Obama’s Hugo Chavez Strategy
Our esteemed El Presidente greeted us in the new year with recess appointments of Richard Cordray as chief of the Consumer Financial Protection Bureau, and three new members of the increasingly rogue National Labor Relations Board. There was just one problem. The Congress was not in recess.
These appointments were consequently illegal, and in direct violation of the explicit text of the Constitution. As Stanford Law School Professor Michael McConnell explained in the Wall Street Journal on January 10, “It is hard to imagine a plausible constitutional basis for the appointments. The President has the power to make recess appointments only when the Senate is in recess.”
McConnell further explained, “Article I, Section 5, Clause 4 [of the Constitution] requires the concurrence of the other house to any adjournment of more than three days. The Senate did not request, and the House did not agree to, any such adjournment.”

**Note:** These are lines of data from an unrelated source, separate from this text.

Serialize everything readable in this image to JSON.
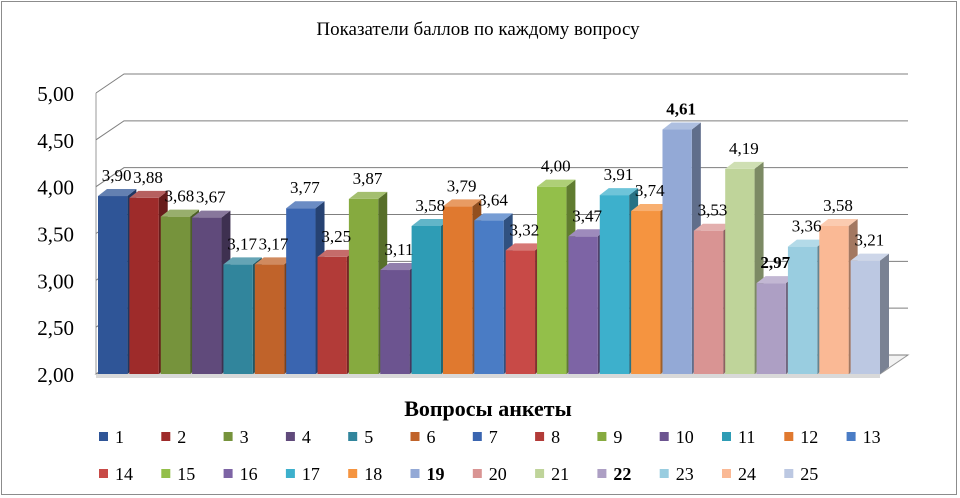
{
  "chart_data": {
    "type": "bar",
    "title": "Показатели  баллов по каждому вопросу",
    "xlabel": "Вопросы анкеты",
    "ylabel": "",
    "ylim": [
      2,
      5
    ],
    "yticks": [
      "2,00",
      "2,50",
      "3,00",
      "3,50",
      "4,00",
      "4,50",
      "5,00"
    ],
    "grid": true,
    "three_d": true,
    "legend_position": "bottom",
    "categories": [
      "1",
      "2",
      "3",
      "4",
      "5",
      "6",
      "7",
      "8",
      "9",
      "10",
      "11",
      "12",
      "13",
      "14",
      "15",
      "16",
      "17",
      "18",
      "19",
      "20",
      "21",
      "22",
      "23",
      "24",
      "25"
    ],
    "values": [
      3.9,
      3.88,
      3.68,
      3.67,
      3.17,
      3.17,
      3.77,
      3.25,
      3.87,
      3.11,
      3.58,
      3.79,
      3.64,
      3.32,
      4.0,
      3.47,
      3.91,
      3.74,
      4.61,
      3.53,
      4.19,
      2.97,
      3.36,
      3.58,
      3.21
    ],
    "value_labels": [
      "3,90",
      "3,88",
      "3,68",
      "3,67",
      "3,17",
      "3,17",
      "3,77",
      "3,25",
      "3,87",
      "3,11",
      "3,58",
      "3,79",
      "3,64",
      "3,32",
      "4,00",
      "3,47",
      "3,91",
      "3,74",
      "4,61",
      "3,53",
      "4,19",
      "2,97",
      "3,36",
      "3,58",
      "3,21"
    ],
    "bold_labels": [
      19,
      22
    ],
    "colors": [
      "#2f5597",
      "#9e2b2a",
      "#76933c",
      "#604a7b",
      "#31859c",
      "#c0632a",
      "#3a65b0",
      "#b23b38",
      "#86aa3f",
      "#6c5490",
      "#2e9cb5",
      "#e0792f",
      "#4a7cc5",
      "#c84a47",
      "#93bf4a",
      "#7d64a5",
      "#3db0cc",
      "#f59440",
      "#93a9d6",
      "#d99493",
      "#bfd49a",
      "#ad9fc4",
      "#99cde0",
      "#fab995",
      "#bcc8e2"
    ],
    "legend": [
      "1",
      "2",
      "3",
      "4",
      "5",
      "6",
      "7",
      "8",
      "9",
      "10",
      "11",
      "12",
      "13",
      "14",
      "15",
      "16",
      "17",
      "18",
      "19",
      "20",
      "21",
      "22",
      "23",
      "24",
      "25"
    ]
  }
}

The White House issued a supposed legal opinion to justify its action, claiming that the President refuses to take seriously the idea that the Senate was not in its Christmas recess after December 17. But somehow the Senate did manage to pass the President’s payroll tax holiday extension on December 23. The “legal opinion” is consequently nothing more than the taunt, “So sue us.”
Actually, the entire Consumer Financial Protection Bureau, yet another regulatory bureaucracy enacted in the President’s notorious Dodd-Frank financial regulation bill, is transparently and undeniably unconstitutional under the Supreme Court’s recent ruling in the Free Enterprise Fund case. That case involved the Public Company Accounting Oversight Board established by the Sarbanes-Oxley legislation.
The Court found that regulatory bureaucracy unconstitutional because it was an executive agency outside the direct control of the President. While the President made appointments to the Board, it was an independent agency reporting to another independent agency, the Securities and Exchange Commission. Moreover, the Board in that case determined its own budget financed by the fees it set itself on the regulated enterprises. A rogue institution outside direct public accountability and control.
But that didn’t stop the President and the Democrat Congress from adopting the exact same framework for the Consumer Financial Protection Bureau in Dodd-Frank. That too is an independent body reporting to another independent body, the Federal Reserve, and even it has only limited and marginal oversight authority. Moreover, the Bureau sets its own budget as well, with fees it itself determines to assess on financial institutions, for the glory of being regulated by fools.
The response of the Obama Administration is catch us if you can. The first time Cordray’s Bureau tries to enforce a regulation or fine against a bank, the action will be declared null and void because of Cordray’s illegal appointment, with the entire agency struck down as unconstitutional.